Steady-state and stopped-flow kinetic measurements of the primary deuterium isotope effect in the reaction catalyzed by p-cresol methylhydroxylase

Abstract

Steady-state kinetic studies for the reaction of the flavocytochrome p-cresol methylhydroxylase with the reducing substrates (S) p-cresol, 4-ethylphenol, and their corresponding .alpha.-deuteriated analogues are presented. The results from these experiments and those from studies involving various reoxidizing substrates support the proposed apparent ping-pong mechanism. With phenazine methosulfate (PMS) as the reoxidant for studies at pH 7.6 and 6 or 25.degree.C, the isotope effects on kcat are lower than the intrinsic isotope effect.
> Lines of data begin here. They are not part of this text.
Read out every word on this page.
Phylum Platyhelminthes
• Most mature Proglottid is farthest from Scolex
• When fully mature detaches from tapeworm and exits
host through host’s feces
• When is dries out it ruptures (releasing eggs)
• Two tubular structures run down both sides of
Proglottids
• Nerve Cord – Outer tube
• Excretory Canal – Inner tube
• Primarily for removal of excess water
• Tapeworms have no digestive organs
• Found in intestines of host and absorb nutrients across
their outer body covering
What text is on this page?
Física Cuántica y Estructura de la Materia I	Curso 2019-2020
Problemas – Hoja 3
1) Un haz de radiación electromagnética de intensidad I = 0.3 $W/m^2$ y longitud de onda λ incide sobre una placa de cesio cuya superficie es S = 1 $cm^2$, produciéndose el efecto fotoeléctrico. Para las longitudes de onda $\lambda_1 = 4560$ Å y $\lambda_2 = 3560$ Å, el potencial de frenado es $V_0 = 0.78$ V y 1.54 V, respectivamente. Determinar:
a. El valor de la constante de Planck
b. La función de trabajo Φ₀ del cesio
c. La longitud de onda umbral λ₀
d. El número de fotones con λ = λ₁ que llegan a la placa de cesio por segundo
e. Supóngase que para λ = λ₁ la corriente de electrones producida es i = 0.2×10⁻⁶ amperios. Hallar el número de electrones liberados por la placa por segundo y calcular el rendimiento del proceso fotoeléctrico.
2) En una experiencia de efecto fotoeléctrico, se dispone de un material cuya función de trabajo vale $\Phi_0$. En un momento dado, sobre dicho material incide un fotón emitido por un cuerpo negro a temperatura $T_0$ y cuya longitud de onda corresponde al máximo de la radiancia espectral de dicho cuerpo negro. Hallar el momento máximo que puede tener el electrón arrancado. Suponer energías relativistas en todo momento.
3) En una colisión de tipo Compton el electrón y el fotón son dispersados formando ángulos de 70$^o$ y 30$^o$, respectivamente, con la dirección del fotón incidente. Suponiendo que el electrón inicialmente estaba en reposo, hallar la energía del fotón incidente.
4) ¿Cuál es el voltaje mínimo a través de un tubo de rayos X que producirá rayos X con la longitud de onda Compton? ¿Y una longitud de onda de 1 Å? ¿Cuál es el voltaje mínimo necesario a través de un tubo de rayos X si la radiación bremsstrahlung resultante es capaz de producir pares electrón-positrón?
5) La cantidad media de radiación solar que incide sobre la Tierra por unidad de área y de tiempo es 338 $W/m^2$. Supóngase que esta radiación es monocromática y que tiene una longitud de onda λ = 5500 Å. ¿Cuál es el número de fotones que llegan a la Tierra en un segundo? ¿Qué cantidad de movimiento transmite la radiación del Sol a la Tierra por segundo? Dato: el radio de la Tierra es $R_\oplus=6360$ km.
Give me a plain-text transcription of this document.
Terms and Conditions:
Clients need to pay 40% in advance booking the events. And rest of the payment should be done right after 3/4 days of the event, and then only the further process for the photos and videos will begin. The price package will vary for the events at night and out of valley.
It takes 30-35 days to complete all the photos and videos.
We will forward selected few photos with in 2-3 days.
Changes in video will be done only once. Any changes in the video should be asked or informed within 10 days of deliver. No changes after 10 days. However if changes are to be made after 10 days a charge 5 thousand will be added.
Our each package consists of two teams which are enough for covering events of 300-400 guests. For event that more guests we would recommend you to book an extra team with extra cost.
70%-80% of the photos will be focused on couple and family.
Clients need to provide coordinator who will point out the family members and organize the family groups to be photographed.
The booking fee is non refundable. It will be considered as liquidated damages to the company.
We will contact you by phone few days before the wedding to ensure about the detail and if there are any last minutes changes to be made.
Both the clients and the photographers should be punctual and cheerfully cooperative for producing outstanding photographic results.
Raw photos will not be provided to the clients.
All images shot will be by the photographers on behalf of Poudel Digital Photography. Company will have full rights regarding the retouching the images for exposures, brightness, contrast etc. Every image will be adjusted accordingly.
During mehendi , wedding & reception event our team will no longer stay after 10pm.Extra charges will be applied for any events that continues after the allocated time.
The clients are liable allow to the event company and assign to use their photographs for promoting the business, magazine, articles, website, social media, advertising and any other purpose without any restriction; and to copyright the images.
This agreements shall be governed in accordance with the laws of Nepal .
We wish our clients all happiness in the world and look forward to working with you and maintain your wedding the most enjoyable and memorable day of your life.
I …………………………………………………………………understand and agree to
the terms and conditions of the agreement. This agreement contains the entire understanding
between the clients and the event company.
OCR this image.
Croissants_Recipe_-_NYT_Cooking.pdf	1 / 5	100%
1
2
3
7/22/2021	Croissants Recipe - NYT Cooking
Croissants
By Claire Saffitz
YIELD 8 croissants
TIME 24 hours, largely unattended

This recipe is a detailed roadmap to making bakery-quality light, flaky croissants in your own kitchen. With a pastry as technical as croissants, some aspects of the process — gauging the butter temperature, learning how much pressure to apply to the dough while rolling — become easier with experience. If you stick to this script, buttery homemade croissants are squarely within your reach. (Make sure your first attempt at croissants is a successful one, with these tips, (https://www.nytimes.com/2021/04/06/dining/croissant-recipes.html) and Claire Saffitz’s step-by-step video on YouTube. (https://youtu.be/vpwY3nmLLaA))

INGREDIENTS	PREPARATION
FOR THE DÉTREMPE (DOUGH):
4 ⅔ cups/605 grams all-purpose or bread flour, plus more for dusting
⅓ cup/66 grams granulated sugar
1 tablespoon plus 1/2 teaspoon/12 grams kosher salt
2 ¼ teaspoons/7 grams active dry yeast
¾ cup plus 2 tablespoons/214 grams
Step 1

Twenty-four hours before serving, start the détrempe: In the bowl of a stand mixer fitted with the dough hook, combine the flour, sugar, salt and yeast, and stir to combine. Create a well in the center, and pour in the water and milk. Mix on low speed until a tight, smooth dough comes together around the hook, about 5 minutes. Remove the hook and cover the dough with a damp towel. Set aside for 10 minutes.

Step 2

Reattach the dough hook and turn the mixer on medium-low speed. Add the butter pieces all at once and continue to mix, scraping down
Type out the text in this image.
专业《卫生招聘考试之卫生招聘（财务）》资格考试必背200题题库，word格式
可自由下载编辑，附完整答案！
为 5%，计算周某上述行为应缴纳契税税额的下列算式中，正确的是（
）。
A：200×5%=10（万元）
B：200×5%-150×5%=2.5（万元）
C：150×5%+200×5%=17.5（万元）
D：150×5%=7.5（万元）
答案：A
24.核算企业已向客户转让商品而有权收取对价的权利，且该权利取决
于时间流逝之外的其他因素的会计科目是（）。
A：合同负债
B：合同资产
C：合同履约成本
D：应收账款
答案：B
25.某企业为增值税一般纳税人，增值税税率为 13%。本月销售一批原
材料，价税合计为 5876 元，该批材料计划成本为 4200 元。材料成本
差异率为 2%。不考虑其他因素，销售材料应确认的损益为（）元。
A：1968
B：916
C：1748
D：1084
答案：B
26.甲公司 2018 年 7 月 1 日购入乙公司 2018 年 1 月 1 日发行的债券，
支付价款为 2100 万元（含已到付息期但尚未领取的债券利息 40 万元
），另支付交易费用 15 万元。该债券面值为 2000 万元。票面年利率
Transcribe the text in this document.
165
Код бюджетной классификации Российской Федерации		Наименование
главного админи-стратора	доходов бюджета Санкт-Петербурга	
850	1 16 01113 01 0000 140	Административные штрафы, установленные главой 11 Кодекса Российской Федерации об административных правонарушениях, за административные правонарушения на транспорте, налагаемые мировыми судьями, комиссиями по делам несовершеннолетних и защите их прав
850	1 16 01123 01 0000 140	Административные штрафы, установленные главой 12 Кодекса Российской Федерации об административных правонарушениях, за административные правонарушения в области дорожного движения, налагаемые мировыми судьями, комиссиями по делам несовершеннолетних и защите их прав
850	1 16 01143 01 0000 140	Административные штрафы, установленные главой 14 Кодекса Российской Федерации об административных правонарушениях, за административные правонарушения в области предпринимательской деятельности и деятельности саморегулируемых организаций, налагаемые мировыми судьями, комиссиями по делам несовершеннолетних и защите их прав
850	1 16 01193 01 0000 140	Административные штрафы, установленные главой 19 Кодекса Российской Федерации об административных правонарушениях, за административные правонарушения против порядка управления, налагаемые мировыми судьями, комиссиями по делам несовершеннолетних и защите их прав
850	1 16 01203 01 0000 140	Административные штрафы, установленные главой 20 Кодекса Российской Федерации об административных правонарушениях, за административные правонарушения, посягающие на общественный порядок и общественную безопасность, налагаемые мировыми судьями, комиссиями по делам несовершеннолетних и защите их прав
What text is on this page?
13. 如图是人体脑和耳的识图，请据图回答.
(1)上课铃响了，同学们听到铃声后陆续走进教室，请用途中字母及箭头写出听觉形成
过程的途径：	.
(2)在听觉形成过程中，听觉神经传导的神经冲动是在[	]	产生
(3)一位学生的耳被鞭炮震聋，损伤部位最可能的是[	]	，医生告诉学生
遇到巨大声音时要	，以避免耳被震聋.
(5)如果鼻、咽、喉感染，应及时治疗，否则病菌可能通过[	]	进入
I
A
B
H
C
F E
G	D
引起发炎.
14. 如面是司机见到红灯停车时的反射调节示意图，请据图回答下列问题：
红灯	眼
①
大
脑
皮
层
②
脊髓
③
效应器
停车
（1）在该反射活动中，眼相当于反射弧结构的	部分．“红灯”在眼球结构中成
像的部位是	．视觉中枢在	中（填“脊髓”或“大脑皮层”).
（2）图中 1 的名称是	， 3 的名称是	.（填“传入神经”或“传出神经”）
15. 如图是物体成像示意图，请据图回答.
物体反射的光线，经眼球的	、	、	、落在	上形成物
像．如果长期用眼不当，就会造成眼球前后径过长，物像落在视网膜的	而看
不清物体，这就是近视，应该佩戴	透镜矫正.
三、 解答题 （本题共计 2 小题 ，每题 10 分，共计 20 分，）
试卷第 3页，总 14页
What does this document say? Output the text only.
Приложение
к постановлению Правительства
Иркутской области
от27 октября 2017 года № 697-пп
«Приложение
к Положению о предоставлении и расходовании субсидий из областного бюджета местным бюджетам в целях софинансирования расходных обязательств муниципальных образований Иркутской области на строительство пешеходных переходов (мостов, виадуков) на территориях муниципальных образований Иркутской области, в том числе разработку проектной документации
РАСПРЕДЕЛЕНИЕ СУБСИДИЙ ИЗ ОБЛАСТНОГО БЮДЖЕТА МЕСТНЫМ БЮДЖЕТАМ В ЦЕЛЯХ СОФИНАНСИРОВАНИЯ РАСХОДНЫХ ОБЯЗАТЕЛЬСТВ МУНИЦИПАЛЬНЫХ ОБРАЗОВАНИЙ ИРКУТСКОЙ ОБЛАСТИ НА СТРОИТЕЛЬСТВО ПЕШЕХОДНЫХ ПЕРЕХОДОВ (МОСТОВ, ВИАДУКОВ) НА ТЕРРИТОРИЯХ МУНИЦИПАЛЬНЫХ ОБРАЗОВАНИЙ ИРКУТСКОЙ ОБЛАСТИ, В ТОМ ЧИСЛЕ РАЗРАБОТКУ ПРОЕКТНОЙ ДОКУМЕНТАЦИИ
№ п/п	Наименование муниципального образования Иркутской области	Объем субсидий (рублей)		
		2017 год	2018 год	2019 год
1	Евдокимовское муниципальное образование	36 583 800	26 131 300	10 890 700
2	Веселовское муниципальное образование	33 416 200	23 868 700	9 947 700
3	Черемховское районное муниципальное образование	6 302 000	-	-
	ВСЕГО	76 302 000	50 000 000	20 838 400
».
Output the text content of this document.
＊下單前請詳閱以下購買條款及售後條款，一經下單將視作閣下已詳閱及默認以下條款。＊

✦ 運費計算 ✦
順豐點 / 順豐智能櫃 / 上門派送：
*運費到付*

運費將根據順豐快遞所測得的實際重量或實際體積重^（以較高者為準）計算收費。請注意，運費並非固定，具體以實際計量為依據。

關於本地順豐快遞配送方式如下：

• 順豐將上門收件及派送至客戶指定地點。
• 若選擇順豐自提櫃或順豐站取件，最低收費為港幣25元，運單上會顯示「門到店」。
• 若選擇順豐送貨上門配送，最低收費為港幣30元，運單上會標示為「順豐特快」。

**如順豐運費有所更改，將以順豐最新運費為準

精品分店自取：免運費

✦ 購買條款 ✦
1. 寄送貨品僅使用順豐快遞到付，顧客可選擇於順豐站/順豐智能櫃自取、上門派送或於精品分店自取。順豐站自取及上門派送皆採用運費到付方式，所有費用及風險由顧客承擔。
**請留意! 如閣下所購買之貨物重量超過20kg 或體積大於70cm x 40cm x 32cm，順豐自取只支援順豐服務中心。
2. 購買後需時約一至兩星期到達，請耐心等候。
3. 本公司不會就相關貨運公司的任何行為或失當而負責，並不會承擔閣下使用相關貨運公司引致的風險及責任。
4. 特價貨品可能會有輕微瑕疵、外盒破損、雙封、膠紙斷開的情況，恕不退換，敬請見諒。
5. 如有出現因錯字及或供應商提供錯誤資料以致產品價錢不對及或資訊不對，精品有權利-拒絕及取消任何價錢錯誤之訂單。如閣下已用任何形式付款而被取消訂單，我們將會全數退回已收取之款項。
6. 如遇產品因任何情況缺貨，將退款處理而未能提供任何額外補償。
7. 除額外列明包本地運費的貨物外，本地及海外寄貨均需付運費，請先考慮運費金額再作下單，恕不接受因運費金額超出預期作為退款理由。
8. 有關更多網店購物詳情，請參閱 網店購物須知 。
The values for D(kcat/KS) are equal to the intrinsic effect for p-cresol at 25.degree.C and for 4-ethylphenol at both 6 and 25.degree.C. However, the value for this steady-state parameter at 6.degree.C for p-cresol is lower than the intrinsic effect. The values for D(kcat/KPMS) are nearly equal to 1.0 under all conditions. In contrast, the steady-state kinetic analysis for the isolated flavoprotein subunit of p-cresol methylhydroxylase involving p-cresol and PMS as substrates indicates that a random-binding mechanism is operating. Additionally, several of the steady-state parameters yield values for the apparent intrinsic isotope effect for the flavoprotein. The results of stopped-flow kinetic studies are also reported. At pH 7.6 the intrinsic isotope effect (Dk2) for the reduction of the enzyme by 4-ethylphenol is 4.8-5.0 at 25.degree.C and 4.0 at 6.degree.C. This technique yields a value for Dk2 of 7.05 at 6.degree.C and pH 7.6 for p-cresol. The combined results from the stopped-flow and steady-state kinetic experiments at pH 7.6 and 6.degree.C for p-cresol also allow the calculation of several important kinetic parameters for this enzyme. These calculations are viewed with caution, since some discrepancies develop when a comparison of the data from the two kinetic methods is made for both p-cresol and 4-ethylphenol. Surprisingly, the stopped-flow method could not be used to measure an isotope effect for the isolated flavoprotein subunit.